Determine which of the following is equal to $$ \lim_{n\to \infty} \frac{34}{n} \sum_{i=1}^n \left(\frac{34^2i^2}{n^2} + 1 \right) $$ (Answer: the area of the region above the $x$-axis below $f(x)=(x-1)^2+1$, from $x=1$ to $x=35$.)
I got a correct answer only because I knew the final $x$ and the initial $x$ have to have a difference of $34$. I have no idea how this function came about though and I would like some help
The form of the sum suggests you are adding $n$ rectangles of width $34/n$ and different heights given by the sum. The common width, as you mention, suggests that you have $n$ rectangles over an interval of width $34$, which we can represent as $(a,a+34)$.

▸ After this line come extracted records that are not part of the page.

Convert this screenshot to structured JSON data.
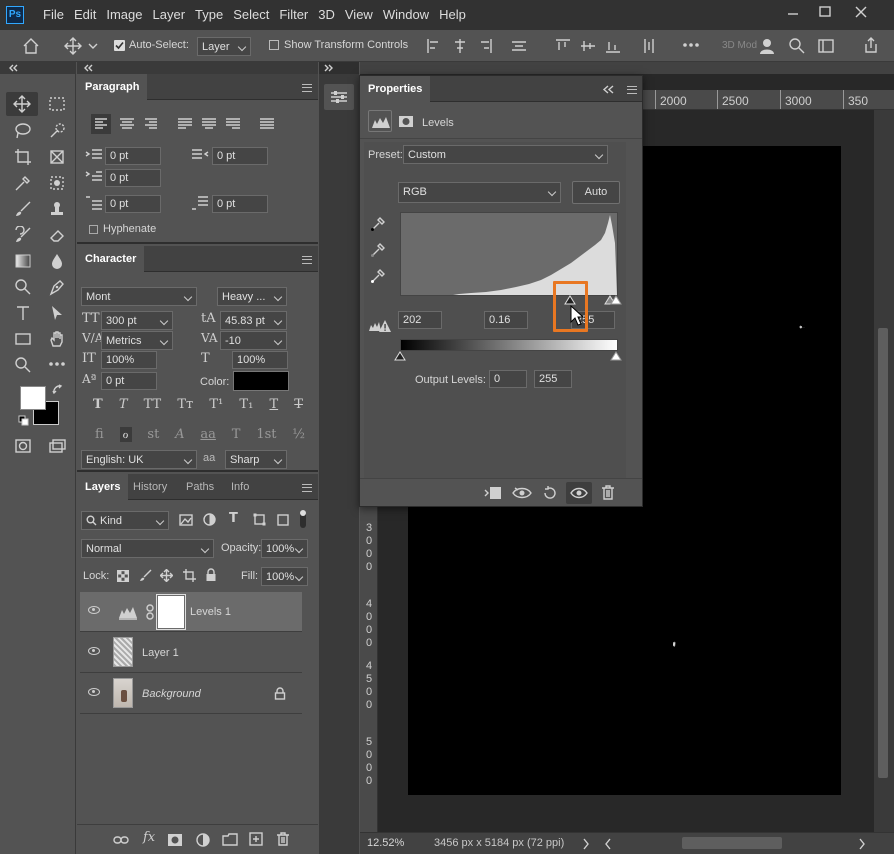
{
  "menubar": {
    "app_logo": "Ps",
    "items": [
      "File",
      "Edit",
      "Image",
      "Layer",
      "Type",
      "Select",
      "Filter",
      "3D",
      "View",
      "Window",
      "Help"
    ]
  },
  "options_bar": {
    "auto_select_label": "Auto-Select:",
    "auto_select_value": "Layer",
    "show_transform_label": "Show Transform Controls",
    "mode_3d_label": "3D Mod"
  },
  "ruler": {
    "ticks": [
      "2000",
      "2500",
      "3000",
      "350"
    ]
  },
  "paragraph": {
    "tab": "Paragraph",
    "indent_left": "0 pt",
    "indent_right": "0 pt",
    "indent_first": "0 pt",
    "space_before": "0 pt",
    "space_after": "0 pt",
    "hyphenate": "Hyphenate"
  },
  "character": {
    "tab": "Character",
    "font_family": "Mont",
    "font_style": "Heavy ...",
    "font_size": "300 pt",
    "leading": "45.83 pt",
    "kerning": "Metrics",
    "tracking": "-10",
    "vscale": "100%",
    "hscale": "100%",
    "baseline": "0 pt",
    "color_label": "Color:",
    "language": "English: UK",
    "aa_label": "aa",
    "antialias": "Sharp",
    "style_buttons": [
      "T",
      "T",
      "TT",
      "Tт",
      "T¹",
      "T₁",
      "T",
      "T"
    ],
    "ot_buttons": [
      "fi",
      "ℴ",
      "st",
      "A",
      "aa",
      "T",
      "1st",
      "½"
    ]
  },
  "layers": {
    "tabs": [
      "Layers",
      "History",
      "Paths",
      "Info"
    ],
    "filter_kind": "Kind",
    "blend_mode": "Normal",
    "opacity_label": "Opacity:",
    "opacity": "100%",
    "lock_label": "Lock:",
    "fill_label": "Fill:",
    "fill": "100%",
    "items": [
      {
        "name": "Levels 1",
        "selected": true
      },
      {
        "name": "Layer 1",
        "selected": false
      },
      {
        "name": "Background",
        "selected": false,
        "italic": true,
        "locked": true
      }
    ]
  },
  "properties": {
    "title": "Properties",
    "adjustment": "Levels",
    "preset_label": "Preset:",
    "preset": "Custom",
    "channel": "RGB",
    "auto": "Auto",
    "input_black": "202",
    "input_gamma": "0.16",
    "input_white": "255",
    "output_label": "Output Levels:",
    "output_black": "0",
    "output_white": "255"
  },
  "vertical_ruler": {
    "ticks": [
      "3",
      "0",
      "0",
      "0",
      "4",
      "0",
      "0",
      "0",
      "4",
      "5",
      "0",
      "0",
      "5",
      "0",
      "0",
      "0"
    ]
  },
  "status": {
    "zoom": "12.52%",
    "doc_info": "3456 px x 5184 px (72 ppi)"
  },
  "colors": {
    "highlight": "#e87722",
    "panel": "#535353",
    "app_bg": "#323232",
    "canvas_bg": "#282828"
  }
}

As for the heights, the height of rectangle $i$, over the interval $\left( a+\frac{34(i-1)}{n}, a+\frac{34i}{n}\right)$ is given by the $i$-th term of the sum, namely $\frac{34^2i^2}{n^2}+1$, which sounds a lot like one of those endpoints plugged into the function $f(x)=x^2+1$.
Can you now finish?
UPDATE
Imagine writing down a Riemann sum of $n$ rectangles for $\int_a^{a+L} \left(x^2+1\right) dx$. The width of one rectangle is $L/n$, and the $i$-th interval is $(a + (i-1)L/n, a+iL/n)$, so if you are using the RHS endpoint the height will be $(a+iL/n)^2+1$ and if you want the LHS endpoint, you get $(a + (i-1)L/n)+1$.
So the total sum for your integral becomes $$ \int_a^{a+L} \left(x^2+1\right)dx = \lim_{n \to \infty} \frac{L}{n} \sum_{i=1}^n \left[\left(a+\frac{iL}{n}\right)^2+1\right] $$